I've been meaning to try THIS for a while as I've read very good things about 'ONR' on Detailing World. So I ordered some during the week.
It's great if you have difficulty getting a hose to the car, or you want to wash the car away from home at a show or meet for example. Also I couldn't wash the car last weekend as I would have left loads of water on the ground outside in the communal carpark which would turn to ice. This method leaves no water on the floor at all, you could wash the car in the garage if you have one large enough. All you need is a bucket, the Optimum No Rinse, a sponge or microfibre mitt, a couple of microfibre drying towels and just eight litres of water
It's basically like a car shampoo and you mix it in a bucket in the same way but you don't rinse it off at all. It's made in the US, and you just add 1oz to 2 US gallons to of water. Then using a sponge or microfiber wash mitt, squeeze out any excess so the sponge is wet but not dripping with soloution and gently, with very little pressure wipe over a panel, flip the sponge over and wipe over again. If the car is really filthy you may need to repeat that to ensure the panel is clean. Then immediately dry that panel with a microfibre drying towel. Then onto the next panel till the car is done. I did the wheels in the same way.
My car hadn't been washed for a month and I drive 350 miles a week so 1400 miles in all weathers including the last week of snow ice and salt! So about as filthy is it's ever going to get. I live in a first floor flat, so to use a hose and the normal two bucket method I need to throw a short length of hose out of the bathroom window, take downstairs a hose reel, two buckets, wash mitt, drying towels, wheel cleaner in a pump spray bottle, a large and a small wheel brush. Then move the car from where it's normally parked as I can't get a hose all the way out there, wash the car and then haul all of that back upstairs.
With the Optimum No-Rinse it's a simple case of fill the bucket, add the ONR, throw in the wash mitt, grab a couple of drying towels and walk out to the car, wash and walk back in twenty minutes later!
Yep, I turned my car from this:
(half way through I took this pic)
To this in twenty minues with just eight litres of water
You could justifiably ask is it as good as the normal two bucket method, a hose and gallons of water? Well the car looks just as clean as it normally does after I've used the two bucket method. I half expected to notice nooks and crannies where a normal wash would get clean, but all the nooks and crannies are just as clean. The only part of the car which I would say is washed better using the normal method is the wheels. Yes they are clean, but I normally use a fairly weak dilution of wheel cleaner sprayed on, left to dwell then brush the face and the drum and rinse off. With the No-Rinse I can't really clean the drum, but the face is clean.

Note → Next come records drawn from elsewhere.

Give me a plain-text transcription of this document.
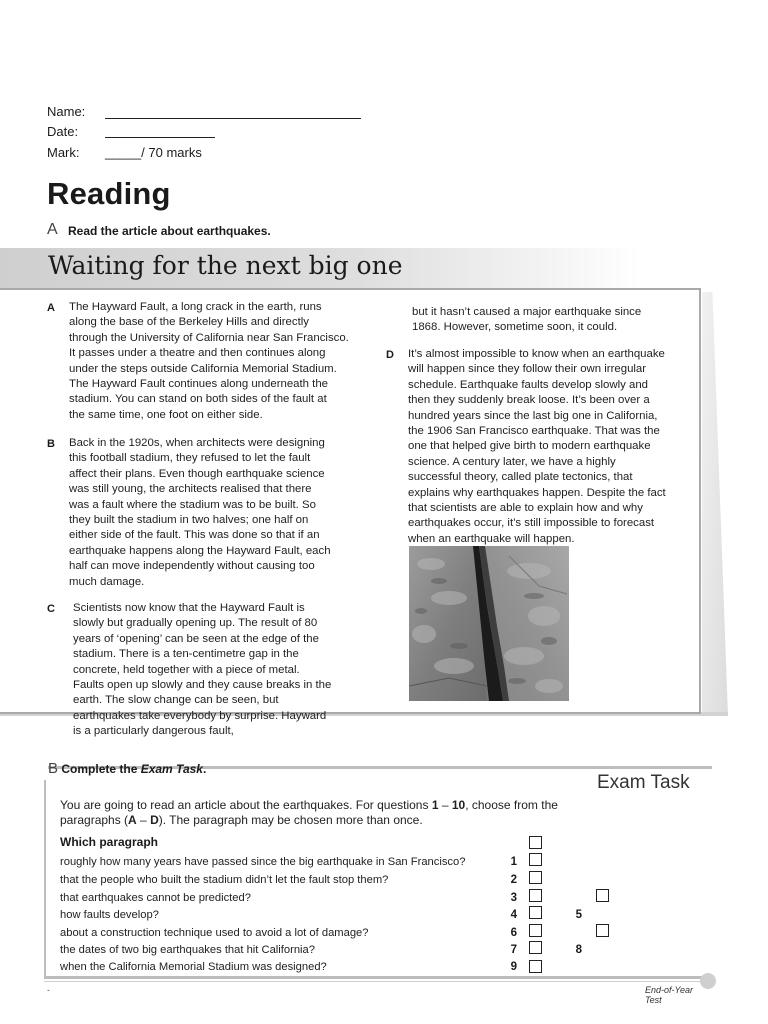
Name:
Date:
Mark: _____/ 70 marks
Reading
A Read the article about earthquakes.
Waiting for the next big one
A The Hayward Fault, a long crack in the earth, runs
along the base of the Berkeley Hills and directly
through the University of California near San Francisco.
It passes under a theatre and then continues along
under the steps outside California Memorial Stadium.
The Hayward Fault continues along underneath the
stadium. You can stand on both sides of the fault at
the same time, one foot on either side.
B Back in the 1920s, when architects were designing
this football stadium, they refused to let the fault
affect their plans. Even though earthquake science
was still young, the architects realised that there
was a fault where the stadium was to be built. So
they built the stadium in two halves; one half on
either side of the fault. This was done so that if an
earthquake happens along the Hayward Fault, each
half can move independently without causing too
much damage.
C Scientists now know that the Hayward Fault is
slowly but gradually opening up. The result of 80
years of ‘opening’ can be seen at the edge of the
stadium. There is a ten-centimetre gap in the
concrete, held together with a piece of metal.
Faults open up slowly and they cause breaks in the
earth. The slow change can be seen, but
earthquakes take everybody by surprise. Hayward
is a particularly dangerous fault,
but it hasn’t caused a major earthquake since
1868. However, sometime soon, it could.
D It’s almost impossible to know when an earthquake
will happen since they follow their own irregular
schedule. Earthquake faults develop slowly and
then they suddenly break loose. It’s been over a
hundred years since the last big one in California,
the 1906 San Francisco earthquake. That was the
one that helped give birth to modern earthquake
science. A century later, we have a highly
successful theory, called plate tectonics, that
explains why earthquakes happen. Despite the fact
that scientists are able to explain how and why
earthquakes occur, it’s still impossible to forecast
when an earthquake will happen.
B Complete the Exam Task.
Exam Task
You are going to read an article about the earthquakes. For questions 1 – 10, choose from the paragraphs (A – D). The paragraph may be chosen more than once.
Which paragraph
roughly how many years have passed since the big earthquake in San Francisco?	1
that the people who built the stadium didn’t let the fault stop them?	2
that earthquakes cannot be predicted?	3
how faults develop?	4	5
about a construction technique used to avoid a lot of damage?	6
the dates of two big earthquakes that hit California?	7	8
when the California Memorial Stadium was designed?	9
-	End-of-Year
Test
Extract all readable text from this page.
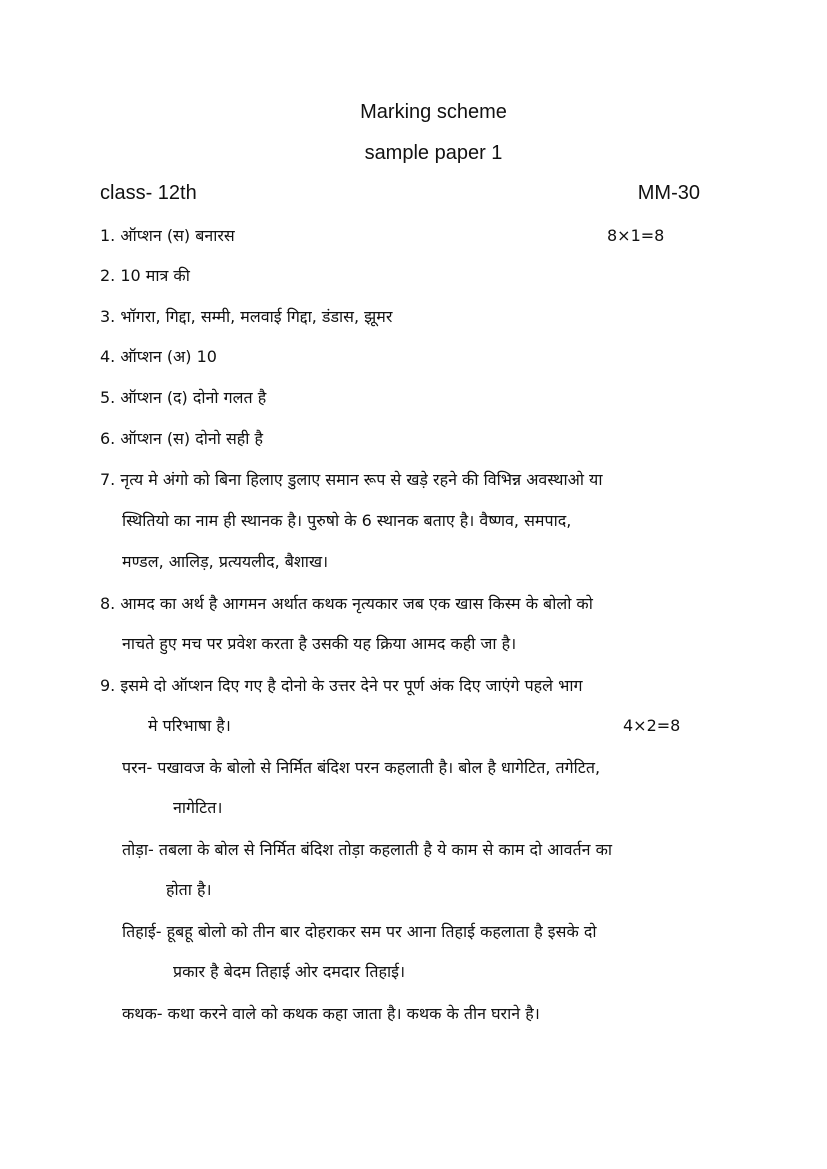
Marking scheme
sample paper 1
class- 12th	MM-30
1. ऑप्शन (स) बनारस	8×1=8
2. 10 मात्र की
3. भॉगरा, गिद्दा, सम्मी, मलवाई गिद्दा, डंडास, झूमर
4. ऑप्शन (अ) 10
5. ऑप्शन (द) दोनो गलत है
6. ऑप्शन (स) दोनो सही है
7. नृत्य मे अंगो को बिना हिलाए डुलाए समान रूप से खड़े रहने की विभिन्न अवस्थाओ या
स्थितियो का नाम ही स्थानक है। पुरुषो के 6 स्थानक बताए है। वैष्णव, समपाद,
मण्डल, आलिड़, प्रत्ययलीद, बैशाख।
8. आमद का अर्थ है आगमन अर्थात कथक नृत्यकार जब एक खास किस्म के बोलो को
नाचते हुए मच पर प्रवेश करता है उसकी यह क्रिया आमद कही जा है।
9. इसमे दो ऑप्शन दिए गए है दोनो के उत्तर देने पर पूर्ण अंक दिए जाएंगे पहले भाग
मे परिभाषा है।	4×2=8
परन- पखावज के बोलो से निर्मित बंदिश परन कहलाती है। बोल है धागेटित, तगेटित,
नागेटित।
तोड़ा- तबला के बोल से निर्मित बंदिश तोड़ा कहलाती है ये काम से काम दो आवर्तन का
होता है।
तिहाई- हूबहू बोलो को तीन बार दोहराकर सम पर आना तिहाई कहलाता है इसके दो
प्रकार है बेदम तिहाई ओर दमदार तिहाई।
कथक- कथा करने वाले को कथक कहा जाता है। कथक के तीन घराने है।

This does go against the grain of using lots of water, rinsing the car off first, maybe snow foam, two buckets ect. You are basically wiping a wet sponge over the paint, so you'd expect it to cause swirls and fine scratches all over the place But the polymers in the ONR do lots of magic things and bind the dirt away from the paint so it doesn't cause any marring. I've seen a couple of threads on Detailing World where ONR had been used long term and has caused no more swirls than you would expect from the two bucket method. I deliberately used a white drying towel so I would see any dirt that had been left on the paint. And while it wasn't spotlessly white afterwards, it was no more dirty than I would expect it to be if I'd washed the car in the normal way.
So all in all, very impressed. I think I will now be washing the car once a week or more using ONR and then a two bucket method once a month or so.